Coupe du monde 2022 : le Qatar va assouplir les lois concernant les travailleurs immigrés

En prévision de la Coupe du monde 2022, le Qatar, organisateur de l'épreuve, s'est engagé à assouplir le droit du travail concernant les immigrés, dont beaucoup sont concernés par la construction d'infrastructures.

Le Qatar a annoncé, ce mercredi, des dispositions visant à annuler des règles controversées appliquées à des travailleurs immigrés, les obligeant notamment à obtenir une autorisation pour quitter le pays - les visas de sortie ayant été supprimés pour la majorité des travailleurs en 2018 - ou les empêchant de changer de société sans permis de l'employeur.
Le riche émirat gazier s'est engagé, en février, à parachever une réforme du code du travail destinée à améliorer les conditions des travailleurs immigrés avant le début de la Coupe du monde, prévue dans l'émirat en 2022, en réponse aux critiques.
Quelque deux millions d'étrangers sont employés au Qatar, nombre d'entre eux travaillant directement ou indirectement pour les projets d'infrastructures pour cette compétition.

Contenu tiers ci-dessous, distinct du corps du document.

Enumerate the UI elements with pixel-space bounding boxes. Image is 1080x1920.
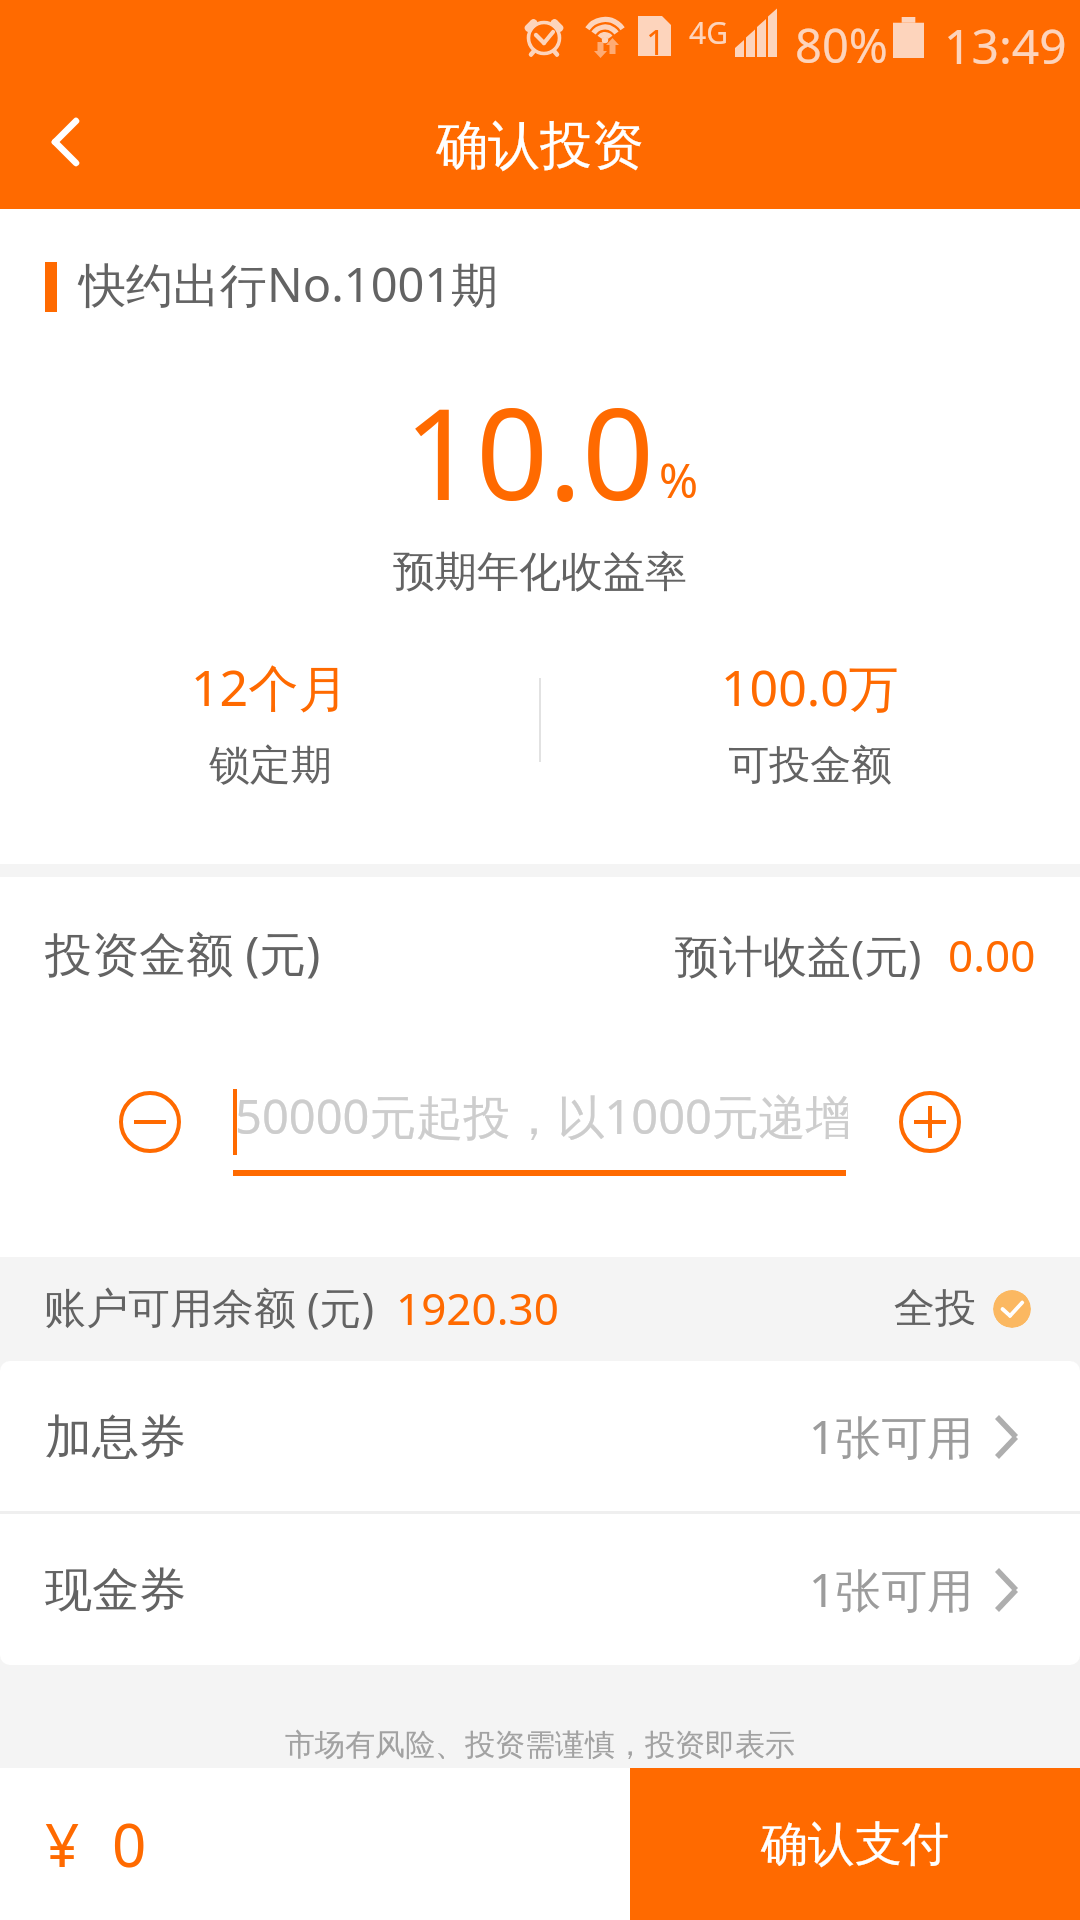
staticText: 加息券 (45, 1408, 186, 1467)
staticText: 0.00 (948, 925, 1036, 985)
staticText: % (659, 448, 699, 512)
staticText: 1张可用 (809, 1558, 974, 1621)
staticText: 锁定期 (209, 740, 332, 792)
staticText: 12个月 (191, 653, 349, 721)
staticText: 1920.30 (396, 1278, 559, 1338)
staticText: ¥ (45, 1803, 80, 1885)
button[interactable]: Increase amount (884, 1076, 976, 1168)
button[interactable]: 加息券 (0, 1361, 1080, 1511)
staticText: 现金券 (45, 1561, 186, 1620)
staticText: 100.0万 (721, 653, 899, 721)
staticText: 预期年化收益率 (0, 546, 1080, 599)
staticText: 全投 (894, 1283, 976, 1335)
staticText: 0 (112, 1803, 147, 1885)
button[interactable]: Back (10, 87, 120, 197)
staticText: 市场有风险、投资需谨慎，投资即表示 (0, 1726, 1080, 1764)
staticText: 可投金额 (728, 740, 892, 792)
staticText: 账户可用余额 (元) (44, 1278, 375, 1335)
button[interactable]: 全投 (880, 1257, 1031, 1361)
staticText: 确认投资 (0, 113, 1080, 179)
staticText: 1张可用 (809, 1405, 974, 1468)
staticText: 13:49 (944, 13, 1067, 78)
button[interactable]: 现金券 (0, 1514, 1080, 1664)
staticText: 80% (795, 13, 888, 77)
staticText: 快约出行No.1001期 (79, 252, 499, 316)
staticText: 预计收益(元) (675, 925, 922, 985)
staticText: 10.0 (404, 365, 654, 537)
staticText: 确认支付 (761, 1815, 949, 1874)
staticText: 50000元起投，以1000元递增 (235, 1084, 848, 1148)
button[interactable]: Decrease amount (104, 1076, 196, 1168)
staticText: 1 (646, 19, 666, 65)
button[interactable]: Investment amount input (233, 1075, 846, 1176)
staticText: 4G (689, 12, 728, 53)
button[interactable]: 确认支付 (630, 1768, 1080, 1920)
staticText: 投资金额 (元) (45, 921, 321, 985)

Un système qualifié d'esclavage moderne par des ONG

La « kafala » est un système de parrainage dénoncé par des ONG comme de l'esclavage moderne, permettant, entre autres, aux entreprises d'interdire à leurs salariés de changer d'employeur ou de quitter le pays. Les autorités ont ainsi l'intention désormais d'annuler les visas de sortie pour ceux qui y étaient encore soumis.
« Le gouvernement a adopté une nouvelle législation [...] pour le salaire minimum, [...] une nouvelle réglementation pour faciliter un changement d'emploi [...], ainsi qu'un projet de loi pour abolir les autorisations de sortie », a affirmé le ministre du Travail, Youssef Mohamed al-Othman Fakhroo, qui n'a pas, précisé, en revanche, quel serait le montant du salaire minimum.
Le gouvernement a parlé de 750 riyals (environ 185 euros), par mois.